The standard FIDIC approach to weather is that the contractor will only be entitled to an extension to the required completion date if critical delay is caused by exceptionally adverse climatic conditions. This risk allocation is not always appropriate for offshore projects. For example:
- The progress of offshore projects is very weather dependent and the marine spread is particularly vulnerable to factors such as wind speed and wave height, even where the conditions encountered cannot be said to be ‘exceptionally adverse’.
- In an offshore environment, time slots are critically important. Certain activities must be carried out in the summer in order to maintain the scheduled level of progress. If there is slippage in the programme, and some of these activities are carried out in the winter, they will take longer and will be more expensive, but the standard FIDIC provisions in relation to extensions of time will not always give the appropriate relief. The solutions to the above issues can include the following:
- The ‘detailed time programme’ required by Clause 8.3 of the standard FIDIC Conditions of Contract should take into account realistic weather conditions such that the various weather constraints can be directly reflected in the planned durations of various activities.

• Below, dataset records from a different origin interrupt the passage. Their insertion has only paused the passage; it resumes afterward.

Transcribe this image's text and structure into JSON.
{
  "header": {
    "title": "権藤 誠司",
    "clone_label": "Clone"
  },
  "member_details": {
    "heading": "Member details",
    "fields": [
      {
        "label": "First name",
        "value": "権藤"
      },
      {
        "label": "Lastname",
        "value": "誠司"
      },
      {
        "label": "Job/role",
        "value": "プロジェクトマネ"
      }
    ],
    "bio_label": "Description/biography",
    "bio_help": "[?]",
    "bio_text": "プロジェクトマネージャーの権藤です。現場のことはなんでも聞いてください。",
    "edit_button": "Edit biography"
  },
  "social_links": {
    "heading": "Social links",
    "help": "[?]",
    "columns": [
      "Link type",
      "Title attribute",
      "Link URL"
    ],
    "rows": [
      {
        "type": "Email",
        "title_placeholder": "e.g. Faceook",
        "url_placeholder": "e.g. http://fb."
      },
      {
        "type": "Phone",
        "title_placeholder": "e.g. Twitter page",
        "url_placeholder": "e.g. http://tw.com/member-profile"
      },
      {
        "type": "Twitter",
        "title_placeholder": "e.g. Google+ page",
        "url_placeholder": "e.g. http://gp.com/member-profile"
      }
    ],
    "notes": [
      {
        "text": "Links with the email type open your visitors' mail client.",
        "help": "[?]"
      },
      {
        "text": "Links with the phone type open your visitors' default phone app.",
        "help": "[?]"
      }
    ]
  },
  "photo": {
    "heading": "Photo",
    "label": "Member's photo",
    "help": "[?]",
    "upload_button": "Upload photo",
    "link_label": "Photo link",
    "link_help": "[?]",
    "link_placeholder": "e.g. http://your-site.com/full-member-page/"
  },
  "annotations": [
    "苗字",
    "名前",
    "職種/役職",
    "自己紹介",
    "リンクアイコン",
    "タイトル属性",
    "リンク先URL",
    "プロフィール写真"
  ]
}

- Clause 8.4 of the standard FIDIC Conditions of Contract will require specific modifications in order to provide a more appropriate mechanism for extending time due to bad weather.
- Offshore projects are also particularly susceptible to disruption as a result of bad weather, yet proving disruption is notoriously difficult under the standard FIDIC form. For this reason, many contractors draft bespoke provisions that provide relief where re-sequencing of activities is required as a result of poor or unpredictable weather.
Marine Warranty Surveyor
In many offshore projects, insurance providers insist upon the use of a MWS and provide insurance coverage subject to the approval of the MWS approvals in respect of matters such as working methods, loading and unloading procedures, the shipment of equipment and so forth. This creates an inevitable challenge when using the FIDIC conditions and the question arises as to which party should bear the risk of complying with the MWS’s requirements. It is essential that, at the drafting stage, this matter is addressed and responsibility is clearly allocated. Here, much will depend upon the underlying approach adopted by the contract:
- If, for example, the contractor is responsible for all aspects of the design and the construction process, it might be appropriate for the contractor to bear the additional risk of complying with any additional requirements of the MWS.
- However, if more than one contractor is responsible for design and construction, it might be more appropriate for the employer to bear this risk.
FIDIC and the civil code
FIDIC is an ‘international’ contract, but is based on a traditional onshore English engineering contract. FIDIC still retains certain standard features found in English construction contracts, but not all these features are recognised (or enforced) by other legal systems.
Viewed in this way, Clause 1.4 (the choice of law clause) is the most important clause in the FIDIC. This is because when the contract is governed by some civil code jurisdictions, some provisions may not be enforceable. For example, pursuant to Clause 11.1 of the FIDIC Conditions of Contract the contractor must execute all work required to remedy defects or damage on or before the expiry date of the defects notification period (which is normally two years). However, some civil code jurisdictions adopt the concept of decennial liability whereby the contractor will be liable for a period of ten years for defects in the works and any lesser period of time will be unenforceable.
The marine renewable industry provides interesting opportunities for owners of installation and service vessels. The lack of standardised contract forms within the industry requires care to be taken in drafting and negotiating the contract documents – this is particularly important when traditional onshore contract forms are used in an offshore context.